Dokusuz Yüzeylerin Sınıflandırılması
  • Dokusuz Yüzeylerin Sınıflandırılması

     

    Dokusuz yüzeyleri geçmişte ve günümüzde üretimi, hammadde özellikleri, teknik özellikleri ve kullanım özelliklerine bir sınıflama yapmak mümkündür. 

     

    DOKUSUZ YÜZEYLER 

    1-Geleneksel Dokusuz Yüzeyler ( Keçeler ) 

    2-Endüstriyel Dokusuz Yüzeyler 

     

    Olmak üzere 2 grupta toplanır.

     

     

    ENDÜSTRİYEL DOKUSUZ YÜZEYLER 

    1-Hammaddesine göre; 

    A-Doğal ( Pamuk, Yün ) 

    B-Yapay ( Poliüretan, Polipropilen, Polyester, Viskon ) 

    C-Harmonik ( Yapay, Doğal )

     

    2-Taban Özelliğine göre ( Ağ tipi yapılar, Karmaşık yapılar ) 

    3-Teknik Özelliğine göre; ( Tafting yüzeyler, Yapıştırma yüzeyler, Mali tekniği ile üretilen yüzeyler, sabitleştirilmiş tülbent (Nonwoven ) yüzeyler )

     

    4-Kullanım Özelliğine göre; 

    A-Tek Kullanımlık ( Çocuk bezi, Bayan hijyen, Temizlik bezi, Tıbbi cerrahi, Tek kullanımlık Giysi, Islak mendil )  

    B-Uzun Ömürlü ( Halı, Otomotiv, İnşaat, Mobilya, Geo tekstil )

     

    GELENEKSEL DOKUSUZ YÜZEYLER 

    1-Tepme Keçe 

    Geleneksel dokusuz yüzeylere bakıldığında tepme keçelerin tarihinin çok eskiye dayandığı ve kullanımının yaygın olduğu görülmektedir.
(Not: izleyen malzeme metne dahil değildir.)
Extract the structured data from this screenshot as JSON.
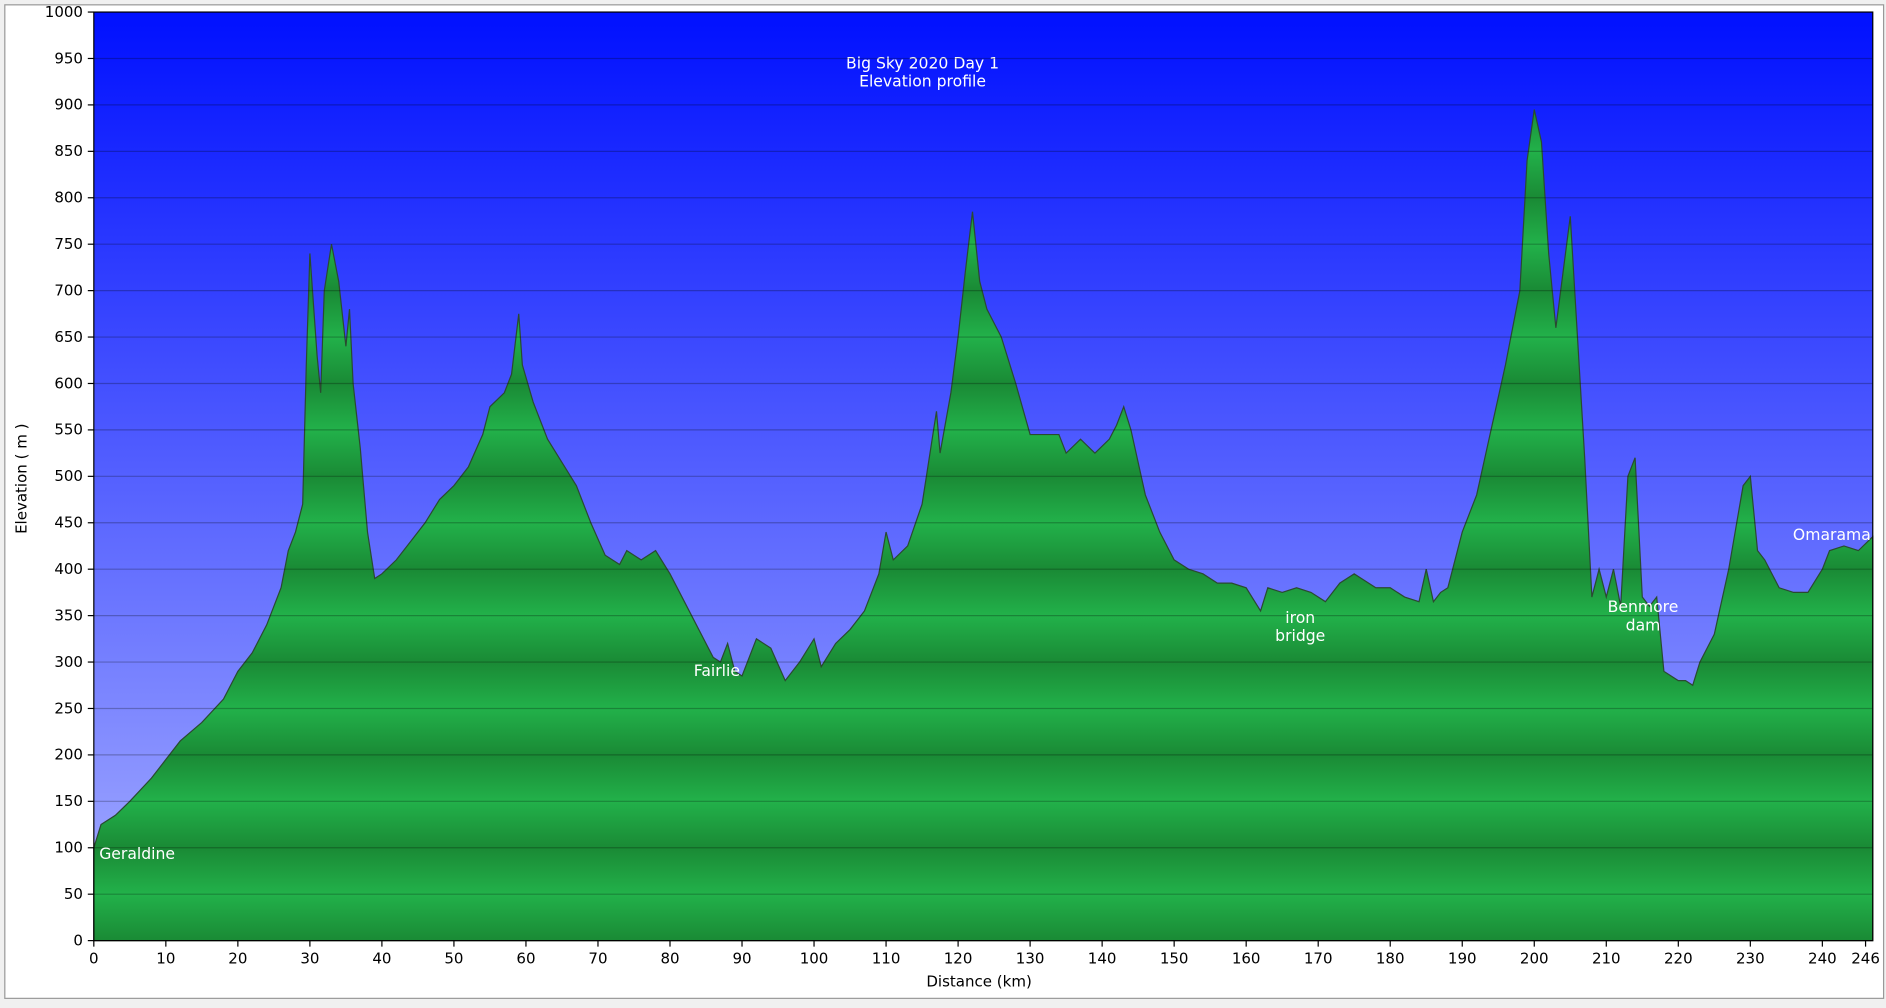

Keçe; yün elyafının ısı, sıcaklık ve basınç ile sıkıştırılmasıyla oluşturulan yüzeydir.

    Yün elyafı yapısı itibariyle birbiri üzerine kapanan pul şeklinde hücrelerden oluşmaktadır. Bu hücreler, sert ve boynuzsu yapıdadırlar. Balık pulları veya damdaki kiremitlere benzer görünümdedirler. Yün elyafı tekstil endüstrisinde kullanılan en eski hammadde olmasının yanı sıra özellikleri bakımından diğer liflerde bulunmayan elastikiyet, ısıyı iyi izole edebilme, yüksek absorbisyon ve az ıslanma yeteneği ile yüksek mukavemet, keçeleşme gibi üstün özellikleri olan bir elyaftır. 

    dksuz510

    Yün elyafından elde edilen tepme keçeler; düz ve desenli olmak üzere 2’ye ayrılmaktadır.
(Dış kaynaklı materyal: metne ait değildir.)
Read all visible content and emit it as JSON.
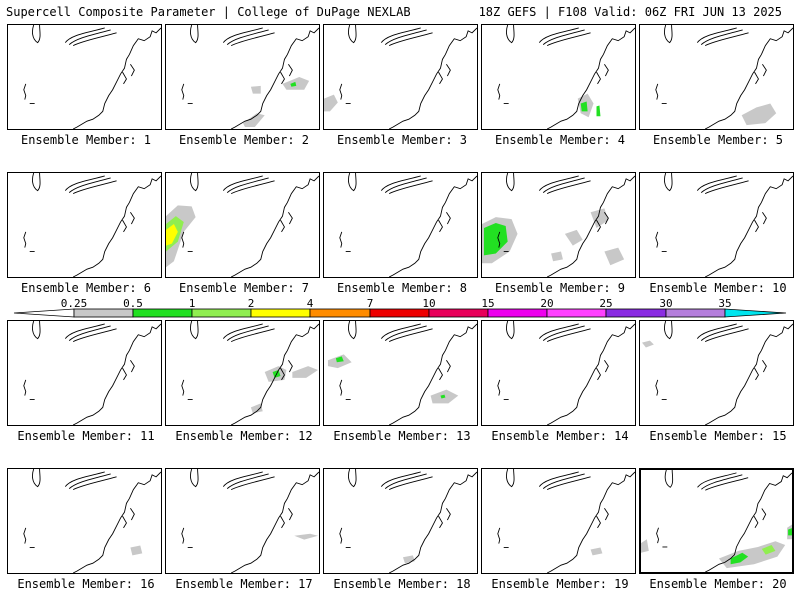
{
  "header": {
    "left": "Supercell Composite Parameter | College of DuPage NEXLAB",
    "right": "18Z GEFS | F108 Valid: 06Z FRI JUN 13 2025"
  },
  "colors": {
    "grey": "#c8c8c8",
    "green": "#22e022",
    "lightgreen": "#90ee50",
    "yellow": "#ffff00",
    "orange": "#ff8c00",
    "red": "#ee0000",
    "crimson": "#e8005a",
    "magenta": "#ee00ee",
    "fuchsia": "#ff40ff",
    "purple": "#8a2be2",
    "violet": "#b57edc",
    "cyan": "#00e5ee"
  },
  "colorbar": {
    "ticks": [
      "0.25",
      "0.5",
      "1",
      "2",
      "4",
      "7",
      "10",
      "15",
      "20",
      "25",
      "30",
      "35"
    ],
    "bins": [
      "grey",
      "green",
      "lightgreen",
      "yellow",
      "orange",
      "red",
      "crimson",
      "magenta",
      "fuchsia",
      "purple",
      "violet"
    ],
    "over_color": "cyan",
    "under_color": "#ffffff"
  },
  "members": [
    {
      "label": "Ensemble Member: 1",
      "blobs": []
    },
    {
      "label": "Ensemble Member: 2",
      "blobs": [
        [
          "grey",
          [
            [
              118,
              60
            ],
            [
              135,
              53
            ],
            [
              145,
              57
            ],
            [
              140,
              66
            ],
            [
              122,
              66
            ]
          ]
        ],
        [
          "green",
          [
            [
              126,
              60
            ],
            [
              131,
              58
            ],
            [
              132,
              62
            ],
            [
              127,
              63
            ]
          ]
        ],
        [
          "grey",
          [
            [
              78,
              100
            ],
            [
              92,
              90
            ],
            [
              100,
              92
            ],
            [
              90,
              104
            ],
            [
              80,
              104
            ]
          ]
        ],
        [
          "grey",
          [
            [
              86,
              63
            ],
            [
              96,
              62
            ],
            [
              96,
              70
            ],
            [
              88,
              70
            ]
          ]
        ]
      ]
    },
    {
      "label": "Ensemble Member: 3",
      "blobs": [
        [
          "grey",
          [
            [
              0,
              75
            ],
            [
              10,
              71
            ],
            [
              14,
              79
            ],
            [
              6,
              88
            ],
            [
              0,
              88
            ]
          ]
        ]
      ]
    },
    {
      "label": "Ensemble Member: 4",
      "blobs": [
        [
          "grey",
          [
            [
              97,
              75
            ],
            [
              107,
              70
            ],
            [
              113,
              80
            ],
            [
              108,
              94
            ],
            [
              100,
              90
            ]
          ]
        ],
        [
          "green",
          [
            [
              100,
              80
            ],
            [
              106,
              78
            ],
            [
              107,
              88
            ],
            [
              101,
              88
            ]
          ]
        ],
        [
          "green",
          [
            [
              116,
              83
            ],
            [
              119,
              82
            ],
            [
              120,
              93
            ],
            [
              116,
              93
            ]
          ]
        ]
      ]
    },
    {
      "label": "Ensemble Member: 5",
      "blobs": [
        [
          "grey",
          [
            [
              103,
              92
            ],
            [
              118,
              84
            ],
            [
              132,
              80
            ],
            [
              138,
              90
            ],
            [
              127,
              100
            ],
            [
              108,
              102
            ]
          ]
        ]
      ]
    },
    {
      "label": "Ensemble Member: 6",
      "blobs": []
    },
    {
      "label": "Ensemble Member: 7",
      "blobs": [
        [
          "grey",
          [
            [
              0,
              44
            ],
            [
              12,
              33
            ],
            [
              26,
              34
            ],
            [
              30,
              45
            ],
            [
              18,
              60
            ],
            [
              8,
              90
            ],
            [
              0,
              96
            ]
          ]
        ],
        [
          "lightgreen",
          [
            [
              0,
              52
            ],
            [
              10,
              44
            ],
            [
              18,
              50
            ],
            [
              12,
              70
            ],
            [
              0,
              80
            ]
          ]
        ],
        [
          "yellow",
          [
            [
              0,
              58
            ],
            [
              8,
              52
            ],
            [
              12,
              60
            ],
            [
              6,
              72
            ],
            [
              0,
              74
            ]
          ]
        ]
      ]
    },
    {
      "label": "Ensemble Member: 8",
      "blobs": []
    },
    {
      "label": "Ensemble Member: 9",
      "blobs": [
        [
          "grey",
          [
            [
              0,
              52
            ],
            [
              14,
              45
            ],
            [
              30,
              47
            ],
            [
              36,
              62
            ],
            [
              28,
              80
            ],
            [
              10,
              92
            ],
            [
              0,
              92
            ]
          ]
        ],
        [
          "green",
          [
            [
              2,
              56
            ],
            [
              14,
              51
            ],
            [
              24,
              54
            ],
            [
              26,
              70
            ],
            [
              14,
              82
            ],
            [
              2,
              84
            ]
          ]
        ],
        [
          "grey",
          [
            [
              84,
              62
            ],
            [
              96,
              58
            ],
            [
              102,
              68
            ],
            [
              92,
              74
            ]
          ]
        ],
        [
          "grey",
          [
            [
              110,
              40
            ],
            [
              124,
              36
            ],
            [
              128,
              48
            ],
            [
              116,
              56
            ]
          ]
        ],
        [
          "grey",
          [
            [
              124,
              80
            ],
            [
              138,
              76
            ],
            [
              144,
              88
            ],
            [
              130,
              94
            ]
          ]
        ],
        [
          "grey",
          [
            [
              70,
              82
            ],
            [
              80,
              80
            ],
            [
              82,
              88
            ],
            [
              72,
              90
            ]
          ]
        ]
      ]
    },
    {
      "label": "Ensemble Member: 10",
      "blobs": []
    },
    {
      "label": "Ensemble Member: 11",
      "blobs": []
    },
    {
      "label": "Ensemble Member: 12",
      "blobs": [
        [
          "grey",
          [
            [
              100,
              52
            ],
            [
              114,
              46
            ],
            [
              122,
              50
            ],
            [
              120,
              60
            ],
            [
              104,
              62
            ]
          ]
        ],
        [
          "green",
          [
            [
              108,
              52
            ],
            [
              114,
              50
            ],
            [
              116,
              56
            ],
            [
              110,
              58
            ]
          ]
        ],
        [
          "grey",
          [
            [
              128,
              52
            ],
            [
              144,
              46
            ],
            [
              154,
              50
            ],
            [
              142,
              58
            ],
            [
              128,
              58
            ]
          ]
        ],
        [
          "grey",
          [
            [
              86,
              88
            ],
            [
              96,
              84
            ],
            [
              98,
              92
            ],
            [
              88,
              94
            ]
          ]
        ]
      ]
    },
    {
      "label": "Ensemble Member: 13",
      "blobs": [
        [
          "grey",
          [
            [
              4,
              40
            ],
            [
              20,
              34
            ],
            [
              28,
              42
            ],
            [
              14,
              48
            ],
            [
              4,
              46
            ]
          ]
        ],
        [
          "green",
          [
            [
              12,
              38
            ],
            [
              18,
              36
            ],
            [
              20,
              41
            ],
            [
              13,
              42
            ]
          ]
        ],
        [
          "grey",
          [
            [
              108,
              76
            ],
            [
              124,
              70
            ],
            [
              136,
              76
            ],
            [
              126,
              84
            ],
            [
              110,
              84
            ]
          ]
        ],
        [
          "green",
          [
            [
              118,
              76
            ],
            [
              122,
              75
            ],
            [
              123,
              78
            ],
            [
              119,
              79
            ]
          ]
        ]
      ]
    },
    {
      "label": "Ensemble Member: 14",
      "blobs": []
    },
    {
      "label": "Ensemble Member: 15",
      "blobs": [
        [
          "grey",
          [
            [
              2,
              22
            ],
            [
              10,
              20
            ],
            [
              14,
              24
            ],
            [
              6,
              27
            ]
          ]
        ]
      ]
    },
    {
      "label": "Ensemble Member: 16",
      "blobs": [
        [
          "grey",
          [
            [
              124,
              80
            ],
            [
              134,
              78
            ],
            [
              136,
              86
            ],
            [
              126,
              88
            ]
          ]
        ]
      ]
    },
    {
      "label": "Ensemble Member: 17",
      "blobs": [
        [
          "grey",
          [
            [
              130,
              68
            ],
            [
              146,
              66
            ],
            [
              154,
              68
            ],
            [
              140,
              72
            ]
          ]
        ]
      ]
    },
    {
      "label": "Ensemble Member: 18",
      "blobs": [
        [
          "grey",
          [
            [
              80,
              90
            ],
            [
              90,
              88
            ],
            [
              92,
              94
            ],
            [
              82,
              96
            ]
          ]
        ]
      ]
    },
    {
      "label": "Ensemble Member: 19",
      "blobs": [
        [
          "grey",
          [
            [
              110,
              82
            ],
            [
              120,
              80
            ],
            [
              122,
              86
            ],
            [
              112,
              88
            ]
          ]
        ]
      ]
    },
    {
      "label": "Ensemble Member: 20",
      "blobs": [
        [
          "grey",
          [
            [
              80,
              92
            ],
            [
              100,
              84
            ],
            [
              120,
              80
            ],
            [
              138,
              74
            ],
            [
              148,
              78
            ],
            [
              140,
              90
            ],
            [
              116,
              98
            ],
            [
              88,
              102
            ]
          ]
        ],
        [
          "green",
          [
            [
              92,
              92
            ],
            [
              104,
              86
            ],
            [
              110,
              90
            ],
            [
              102,
              96
            ],
            [
              92,
              98
            ]
          ]
        ],
        [
          "lightgreen",
          [
            [
              124,
              82
            ],
            [
              134,
              78
            ],
            [
              138,
              84
            ],
            [
              128,
              88
            ]
          ]
        ],
        [
          "grey",
          [
            [
              150,
              60
            ],
            [
              156,
              56
            ],
            [
              156,
              72
            ],
            [
              150,
              72
            ]
          ]
        ],
        [
          "green",
          [
            [
              151,
              62
            ],
            [
              156,
              60
            ],
            [
              156,
              68
            ],
            [
              151,
              68
            ]
          ]
        ],
        [
          "grey",
          [
            [
              0,
              76
            ],
            [
              6,
              72
            ],
            [
              8,
              84
            ],
            [
              0,
              86
            ]
          ]
        ]
      ]
    }
  ]
}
    Düz keçeler; kaplama ve dolgu malzemeleri, çadırlarda kullanılmaktadır.

    Desenli keçeler ise; yaygı, heybe, eyer gibi birçok kullanım alanına sahiptir desenli keçelerde halı ve kilimlerde kullanılan motifler kullanılmaktadır ve bu motifler genellikle geometrik özellik göstermektedir. Geçmişten günümüze yapımı ve kullanımı devam eden tepme keçelerin ülkemizde başlıca keçe üretim merkezleri; Konya, Afyonkarahisar, Isparta-Yalvaç, İzmir-Tire ve Şanlıurfa’dır.

    Günümüzde tepme keçe yapımında; buhar kazanı, çubuk/sepki, halat, kalıp, kalıpleş, keçe tepme makinesi, makas, su kabı ve süpürge, terazi, yay ve tokmak vb. araçlar kullanılmaktadır. 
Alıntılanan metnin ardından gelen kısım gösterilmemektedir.